Anggota Komisi III DPR dari Fraksi Partai Persatuan Pembangunan, Arsul Sani, melihat, sejauh ini pimpinan Kejagung belum terlihat responsif untuk menuntaskan kasus terkait Joko Tjandra yang diduga melibatkan oknum di internalnya.
”Polri, kan, sudah jelas yang dilakukan. Namun, kami belum melihat langkah pimpinan kejaksaan seresponsif yang dilakukan pimpinan Polri. Kami menginginkan agar kejaksaan sama responsif dengan pimpinan Polri,” kata Arsul.
Panggilan kedua Anita
Kepala Biro Penerangan Masyarakat Divisi Humas Polri Brigadir Jenderal (Pol) Awi Setiyono mengatakan, salah satu tersangka kasus surat jalan Joko Tjandra, Anita Kolopaking, dijadwalkan diperiksa pada Jumat (7/8/2020). Ini menjadi pemanggilan kedua setelah pemanggilan pertama pada Selasa (4/8/2020) ia tidak hadir.
Anita menjadi tersangka dalam kasus surat jalan bersama Brigadir Jenderal (Pol) Prasetijo Utomo.
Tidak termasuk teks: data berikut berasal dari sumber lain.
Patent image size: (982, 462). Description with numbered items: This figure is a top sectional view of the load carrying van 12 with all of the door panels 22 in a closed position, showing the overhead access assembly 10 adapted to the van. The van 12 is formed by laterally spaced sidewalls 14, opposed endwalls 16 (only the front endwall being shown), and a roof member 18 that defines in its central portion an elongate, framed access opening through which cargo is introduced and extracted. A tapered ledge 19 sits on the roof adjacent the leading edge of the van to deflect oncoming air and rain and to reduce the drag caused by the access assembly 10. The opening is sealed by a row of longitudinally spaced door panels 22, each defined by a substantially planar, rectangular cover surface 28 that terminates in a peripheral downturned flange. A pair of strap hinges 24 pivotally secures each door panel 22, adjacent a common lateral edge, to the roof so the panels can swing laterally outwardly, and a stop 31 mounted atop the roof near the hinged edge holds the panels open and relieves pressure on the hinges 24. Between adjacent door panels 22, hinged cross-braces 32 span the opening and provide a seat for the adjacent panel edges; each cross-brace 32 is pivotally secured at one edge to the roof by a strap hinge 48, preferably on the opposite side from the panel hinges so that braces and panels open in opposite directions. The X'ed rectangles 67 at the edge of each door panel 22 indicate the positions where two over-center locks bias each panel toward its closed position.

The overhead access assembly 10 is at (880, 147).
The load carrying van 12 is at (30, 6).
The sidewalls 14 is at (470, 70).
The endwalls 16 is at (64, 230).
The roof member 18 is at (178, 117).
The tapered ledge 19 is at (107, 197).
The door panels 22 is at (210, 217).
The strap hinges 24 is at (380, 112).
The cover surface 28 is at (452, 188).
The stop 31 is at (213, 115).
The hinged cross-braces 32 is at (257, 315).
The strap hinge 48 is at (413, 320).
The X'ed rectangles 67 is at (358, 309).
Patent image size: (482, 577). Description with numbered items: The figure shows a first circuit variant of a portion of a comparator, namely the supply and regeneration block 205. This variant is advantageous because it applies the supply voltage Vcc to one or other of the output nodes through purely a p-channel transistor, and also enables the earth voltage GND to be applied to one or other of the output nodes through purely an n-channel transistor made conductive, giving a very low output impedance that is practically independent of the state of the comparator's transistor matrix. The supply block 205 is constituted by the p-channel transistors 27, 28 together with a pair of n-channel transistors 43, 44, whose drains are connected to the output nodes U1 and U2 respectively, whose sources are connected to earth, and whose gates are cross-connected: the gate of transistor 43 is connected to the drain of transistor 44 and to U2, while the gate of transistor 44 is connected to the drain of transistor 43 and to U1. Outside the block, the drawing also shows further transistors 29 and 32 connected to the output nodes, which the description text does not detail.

Prasetijo yang menerbitkan surat jalan untuk Joko.
Dalam diskusi bertajuk ”Pasca-Penangkapan Joko Tjandra: Apa yang Harus Dilakukan?”, Rabu, pengajar Hukum Tata Negara Sekolah Tinggi Hukum Indonesia Jentera, Bivitri Susanti, berharap Presiden Joko Widodo melakukan pembenahan menyeluruh terhadap aparat penegak hukum, terutama kepolisian dan kejaksaan.
Ini penting karena dalam kasus Joko Tjandra, sejumlah oknum aparat menyalahgunakan kewenangannya untuk membantu pelarian Joko.
”Menurut saya, Presiden harus membuat time frame (jangka waktu) dan langkah konkret dengan output yang jelas. Kalau tidak, ya, tidak akan ke mana-mana,” katanya.
Pembicara lainnya, pengajar hukum dari Universitas Indonesia, Choky R Ramadhan, menilai, Komisi Pemberantasan Korupsi (KPK) seharusnya ikut mengusut dugaan aliran dana dari Joko untuk membantu pelariannya. ”KPK bisa minta bantuan PPATK (Pusat Pelaporan dan Analisis Transaksi Keuangan) untuk melacak apakah ada aliran uang dari Joko Tjandra untuk memuluskan pelariannya. Itu yang kita tunggu,” ujarnya.